Ancien fief des Comtes de Beaujeu, le vignoble beaujolais occupe une zone quasiment rectangulaire, délimitée par la vallée d'Azergues au sud, les monts du Beaujolais à l'ouest, la vallée de la Saône, à l'est. Il n'est pas traversé, comme de nombreux vignobles français, par une route des vins rectiligne, mais se constitue de petites routes des vins, sillonnant les villages beaujolais et, plus au nord, les communes dans lesquelles sont produits les crus.
Une route où le vin raconte le paysage
La Route des vins du Beaujolais suit l’épine dorsale du vignoble beaujolais, traversant douze appellations et les célèbres dix crus du Beaujolais, de Saint-Amour à Brouilly. Le cépage roi ici est le gamay, un raisin longtemps sous-estimé mais qui révèle, sur ces terres granitiques et argilo-calcaires, une finesse remarquable.
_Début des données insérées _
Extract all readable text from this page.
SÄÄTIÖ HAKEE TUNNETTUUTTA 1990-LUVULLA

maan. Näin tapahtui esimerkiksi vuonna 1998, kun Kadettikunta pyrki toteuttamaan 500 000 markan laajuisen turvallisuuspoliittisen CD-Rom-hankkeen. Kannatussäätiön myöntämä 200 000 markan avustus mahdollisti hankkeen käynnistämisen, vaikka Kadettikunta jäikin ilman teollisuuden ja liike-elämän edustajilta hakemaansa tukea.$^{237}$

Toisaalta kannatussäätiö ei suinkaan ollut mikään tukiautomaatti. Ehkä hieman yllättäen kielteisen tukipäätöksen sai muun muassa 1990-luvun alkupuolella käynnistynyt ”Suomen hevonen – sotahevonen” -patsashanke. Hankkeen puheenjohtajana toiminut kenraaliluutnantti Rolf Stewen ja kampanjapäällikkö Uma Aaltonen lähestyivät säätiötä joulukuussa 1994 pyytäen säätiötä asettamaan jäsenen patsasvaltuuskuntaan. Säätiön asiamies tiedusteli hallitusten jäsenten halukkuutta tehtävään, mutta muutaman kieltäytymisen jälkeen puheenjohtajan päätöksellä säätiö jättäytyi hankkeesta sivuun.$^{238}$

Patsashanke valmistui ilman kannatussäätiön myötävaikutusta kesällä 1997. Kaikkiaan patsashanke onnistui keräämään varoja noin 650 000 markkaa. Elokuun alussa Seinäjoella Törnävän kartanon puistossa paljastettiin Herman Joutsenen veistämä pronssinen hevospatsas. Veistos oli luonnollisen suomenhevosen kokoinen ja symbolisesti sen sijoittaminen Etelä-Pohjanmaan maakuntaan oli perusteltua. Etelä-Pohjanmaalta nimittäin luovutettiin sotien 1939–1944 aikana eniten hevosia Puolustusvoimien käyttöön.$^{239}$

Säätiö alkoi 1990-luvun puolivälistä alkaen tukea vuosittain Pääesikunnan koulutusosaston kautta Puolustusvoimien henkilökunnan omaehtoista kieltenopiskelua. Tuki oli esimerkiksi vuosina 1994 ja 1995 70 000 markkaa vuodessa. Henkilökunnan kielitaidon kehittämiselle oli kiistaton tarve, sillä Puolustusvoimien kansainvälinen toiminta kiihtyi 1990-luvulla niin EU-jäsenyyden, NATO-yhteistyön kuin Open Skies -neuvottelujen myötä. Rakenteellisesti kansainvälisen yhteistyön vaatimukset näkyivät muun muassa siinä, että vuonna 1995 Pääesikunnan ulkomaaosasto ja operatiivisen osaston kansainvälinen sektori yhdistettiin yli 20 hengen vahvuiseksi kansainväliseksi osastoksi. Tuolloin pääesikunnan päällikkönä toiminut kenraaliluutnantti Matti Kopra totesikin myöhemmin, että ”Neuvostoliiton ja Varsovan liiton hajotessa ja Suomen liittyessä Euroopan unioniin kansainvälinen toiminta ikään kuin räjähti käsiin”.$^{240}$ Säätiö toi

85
Le voyage peut commencer au nord, près de Saint-Amour, dont le seul nom évoque déjà le romantisme et les tablées joyeuses. Les collines deviennent plus escarpées, les rangs de vignes dessinent des lignes géométriques parfaites et les villages apparaissent comme suspendus entre ciel et terroir. Très vite, le visiteur comprend que le Beaujolais possède plusieurs visages. Au nord dominent les crus prestigieux, plus structurés, plus profonds, parfois presque bourguignons dans leur élégance. Au sud, les paysages deviennent plus doux et lumineux, marqués par les villages de pierres dorées et une atmosphère méditerranéenne inattendue.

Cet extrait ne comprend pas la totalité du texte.